Just as professional sports players and musicians have coaches, so do professional software development teams. It's not a sign of failure, it's a sign that the team is supported to self-improve their ways of working.

Mindset -> Frame of Reference

I take umbrage to the widely-circulated argument that testing is a "mindset" which you either have or don't, and that this is why some people are testers and some people are developers. This is complete and utter bollocks.

A mindset, like a culture, is not a fixed thing. As mentioned in my previous post, culture is a lagging, not a leading indicator. The sample applies to mindsets.

"Testing is a mindset" risks the subtext of "you don't have it, stay in you lane". That's not empowering at all. At large, it causes all the problems described above, because testing becomes a separate thing done by separate people at a separate time.

It can't be true though. As a developer I write tests every day, so how can I not have the testing mindset? It just doesn't make sense when viewed this way. A mindset is not some innate quality that you possess by gift of birth. It's a lagging indicator because it is indicative of your frame of reference - what your training and experience has led you to. Developers have deep understanding of programming languages, development frameworks and whatnot because of the work they've done and the training they've received. Similarly, testers have a deep understanding of the common causes of failure in applications because of their backgrounds. Both are entirely learnable.

Some express concerns with the notion of individuals in teams having "specialisms". But viewed in this way, it makes sense that someone with a test-focused frame of reference can be well-equipped for exploratory testing, just in the sense the database person is well-equipped for fine-tuning the application's database performance. They're all important roles.
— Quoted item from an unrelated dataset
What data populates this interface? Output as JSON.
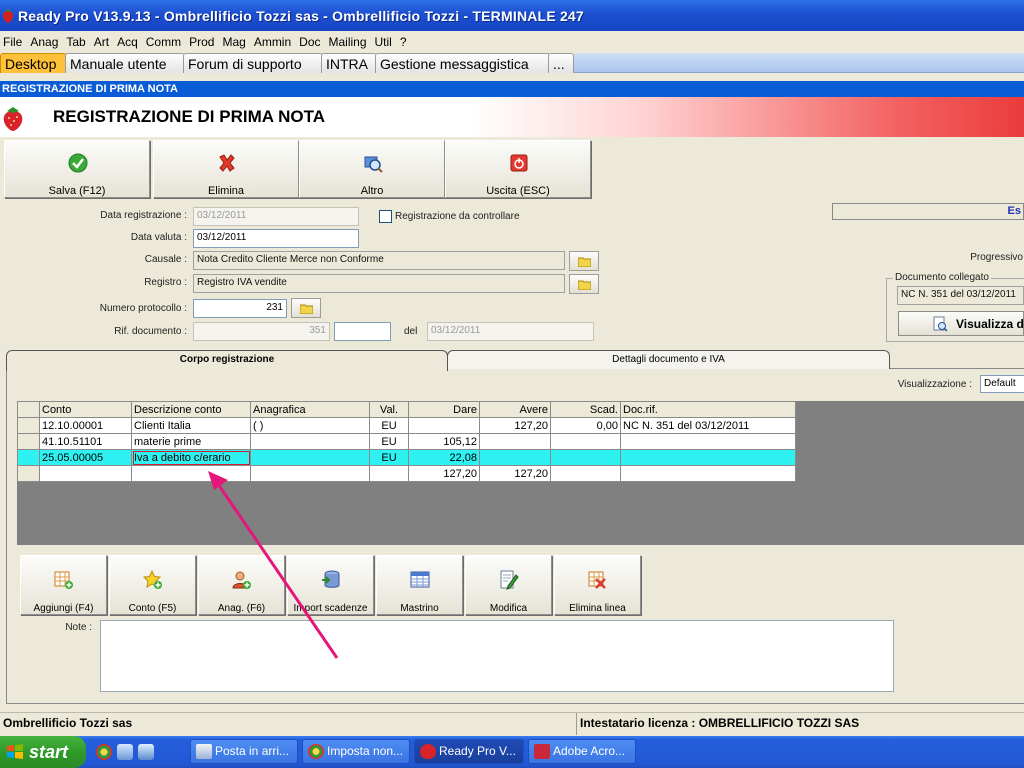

Testing is Everyone's Responsibility

Testing is already an activity everyone on the team commits to. Developers should be writing a lot of tests: unit, integration and acceptance. QAs champion quality within the team, but may also allocate some of their time for exploratory testing sessions. They're well-placed to do this not because of their "mindset", but because of their frame of reference as advocates of quality. The notion of testing a ticket in isolation blurs away to a ticket being "in progress", with quality being built in. Testing is a value-add activity, rather than a cost-sinking bureaucratic hurdle. As a continuous activity throughout the software development lifecycle, it doesn't fall upon one person's (or discipline's) shoulders. Rather, it's the responsibility of everyone in the team.

To the QAs I've worked with in the past - I'm genuinely sorry for this state of affairs, and as a developer I commit to empowering you to become advocates of change within your teams.